Signed by 168 countries and in force since 1994, Unclos is what keeps the oceans from returning to the age of empire. It replaced the old system of “whoever found it first” with a rules-based order that defines territorial seas, exclusive economic zones, and continental shelves by measurable geography, not by centuries-old maps. Under Unclos, every coastal state is guaranteed 200 nautical miles of economic rights from its baselines. For an archipelago like ours, that means the waters between our islands and up to the edge of that boundary belong not to old memories but to present law.
This is why the 2016 Arbitral Tribunal ruling was historic. It affirmed that China’s “nine-dash line” has no legal basis under Unclos and that the Philippines retains sovereign rights within its Exclusive Economic Zone. The tribunal also found that China violated those rights by blocking Filipino fishers and damaging the coral reefs around Bajo de Masinloc, or Scarborough Shoal. It was a global recognition that the sea cannot be claimed by nostalgia.

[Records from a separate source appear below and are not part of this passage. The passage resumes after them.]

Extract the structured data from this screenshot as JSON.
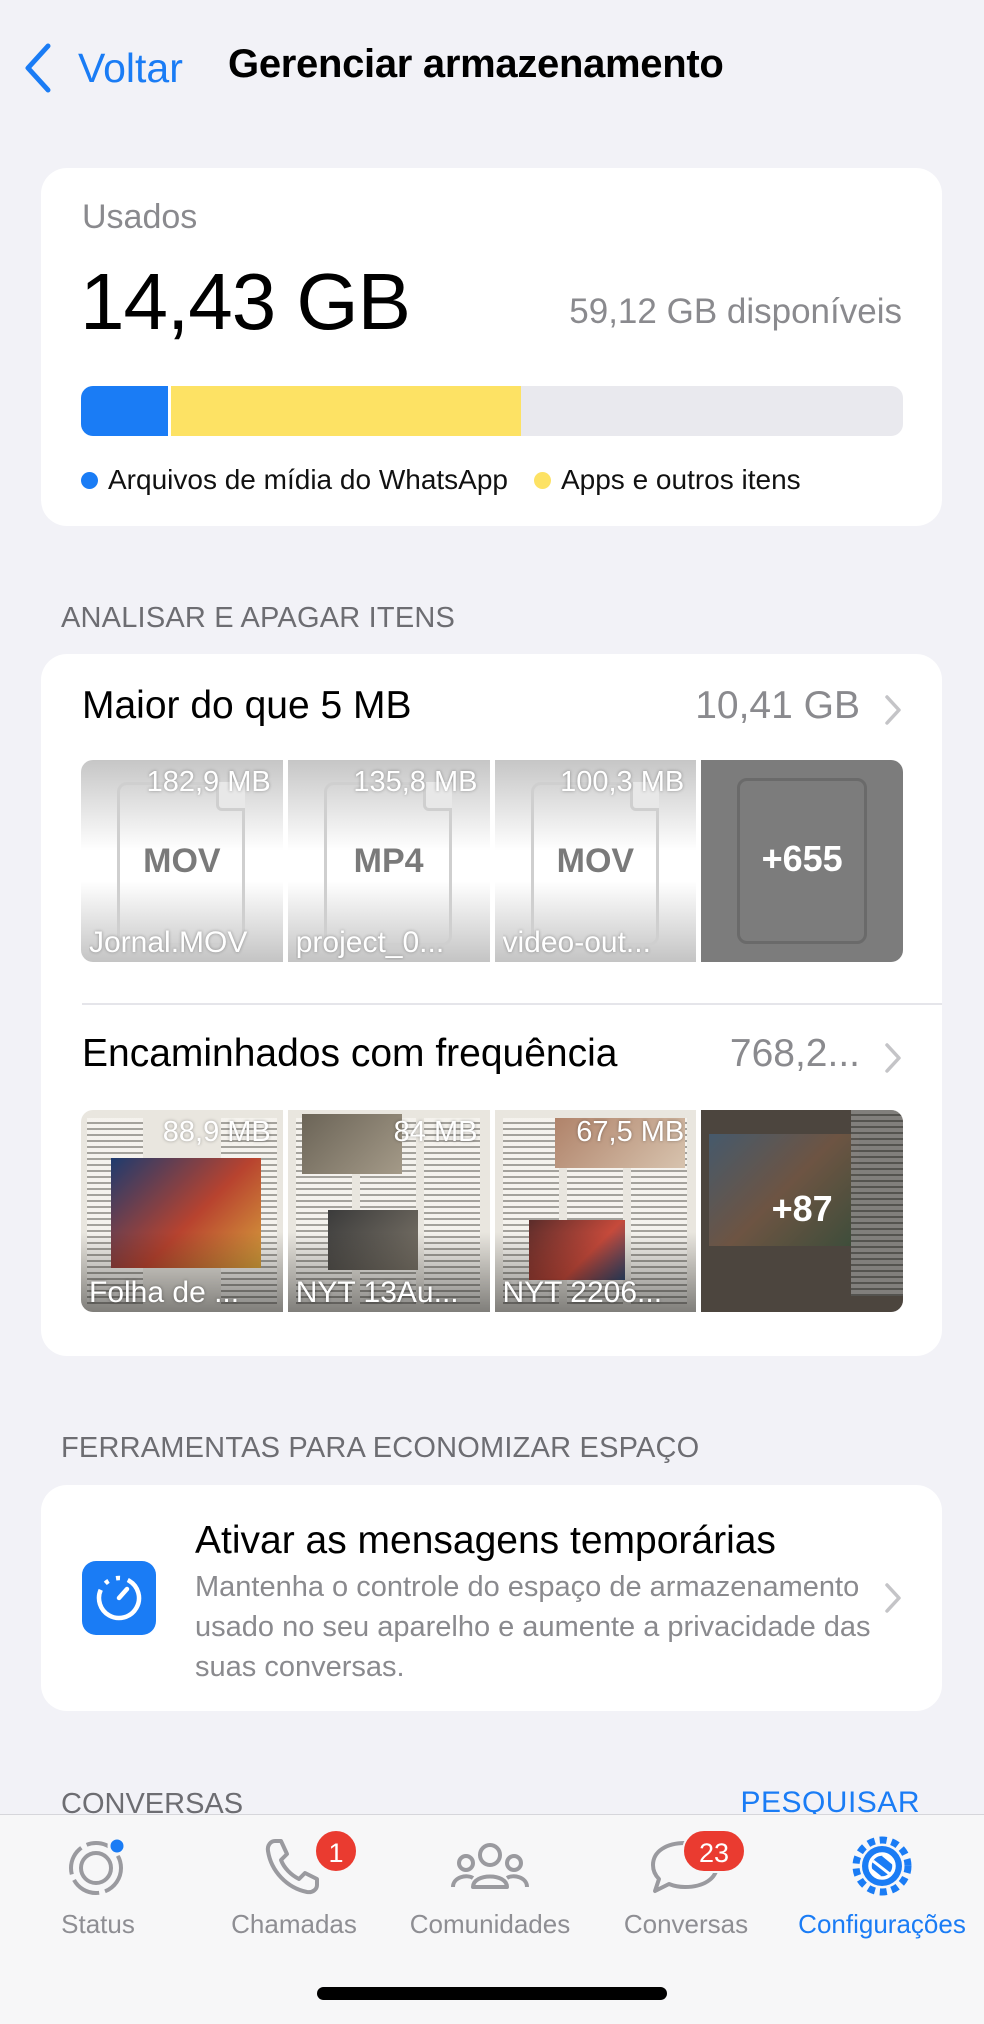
{
  "header": {
    "back_label": "Voltar",
    "title": "Gerenciar armazenamento"
  },
  "storage": {
    "used_label": "Usados",
    "used_value": "14,43 GB",
    "available": "59,12 GB disponíveis",
    "bar": {
      "whatsapp_fraction": 0.11,
      "apps_fraction": 0.425
    },
    "legend": [
      {
        "label": "Arquivos de mídia do WhatsApp",
        "color": "#1a7cf5"
      },
      {
        "label": "Apps e outros itens",
        "color": "#fde264"
      }
    ]
  },
  "review": {
    "section_label": "ANALISAR E APAGAR ITENS",
    "large": {
      "title": "Maior do que 5 MB",
      "size": "10,41 GB",
      "items": [
        {
          "size": "182,9 MB",
          "ext": "MOV",
          "name": "Jornal.MOV"
        },
        {
          "size": "135,8 MB",
          "ext": "MP4",
          "name": "project_0..."
        },
        {
          "size": "100,3 MB",
          "ext": "MOV",
          "name": "video-out..."
        }
      ],
      "more": "+655"
    },
    "forwarded": {
      "title": "Encaminhados com frequência",
      "size": "768,2...",
      "items": [
        {
          "size": "88,9 MB",
          "name": "Folha de ..."
        },
        {
          "size": "84 MB",
          "name": "NYT 13Au..."
        },
        {
          "size": "67,5 MB",
          "name": "NYT 2206..."
        }
      ],
      "more": "+87"
    }
  },
  "tools": {
    "section_label": "FERRAMENTAS PARA ECONOMIZAR ESPAÇO",
    "title": "Ativar as mensagens temporárias",
    "description": "Mantenha o controle do espaço de armazenamento usado no seu aparelho e aumente a privacidade das suas conversas."
  },
  "conversations": {
    "section_label": "CONVERSAS",
    "search_label": "PESQUISAR"
  },
  "tabbar": {
    "tabs": [
      {
        "label": "Status",
        "icon": "status-icon"
      },
      {
        "label": "Chamadas",
        "icon": "phone-icon",
        "badge": "1"
      },
      {
        "label": "Comunidades",
        "icon": "communities-icon"
      },
      {
        "label": "Conversas",
        "icon": "chat-bubbles-icon",
        "badge": "23"
      },
      {
        "label": "Configurações",
        "icon": "gear-icon",
        "active": true
      }
    ]
  }
}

China has ignored the ruling, but the law remains. Its authority rests not on force but on the consensus of nations that have chosen order over ambition. Across the world, that same law has prevailed again and again over the arguments of history.
In Somalia v. Kenya (2021), the International Court of Justice rejected old colonial-era boundaries and instead drew a new maritime line based strictly on Unclos principles. In Ghana v. Côte d’Ivoire (2017), the tribunal applied the same method — equidistance and relevant circumstances — rather than relying on British charts drawn a century earlier. Even in the Mauritius v. Maldives (2023) and Nicaragua v. Colombia (2023) cases, historical maps gave way to modern law.
The same reasoning guided the South China Sea Arbitration. The tribunal made it clear that “historic rights” cannot exist where Unclos already defines the limits of maritime zones. Ancient maps may tell stories of exploration, but they no longer draw the borders of the sea.
This is why the Philippines’ legal claim is not a colonial hand-me-down. It is the product of a modern treaty that Filipinos helped shape. Senator Arturo M. Tolentino, who led the Philippine delegation to the United Nations Conference on the Law of the Sea, was among the thought leaders behind the archipelagic doctrine now written into Unclos. His 1982 work The Philippines and the Law of the Sea articulated a vision in which archipelagic nations would be treated as unified maritime states, not as scattered islands to be divided by others.
That vision now protects us. Every time we assert our rights under Unclos, we stand not on borrowed authority but on a law built with Filipino intellect and diplomacy.
So when critics call the Murillo Velarde map irrelevant or a “hoax,” they miss the larger point. The debate today is not about who first named the reefs or charted the waters; it is about who abides by the law that the world agreed upon.
The sea remembers its past, but it now flows under a higher principle — one that measures justice not by might, but by distance, geography, and consent. That is the quiet power of Unclos: it ends the rule of empires and begins the rule of law.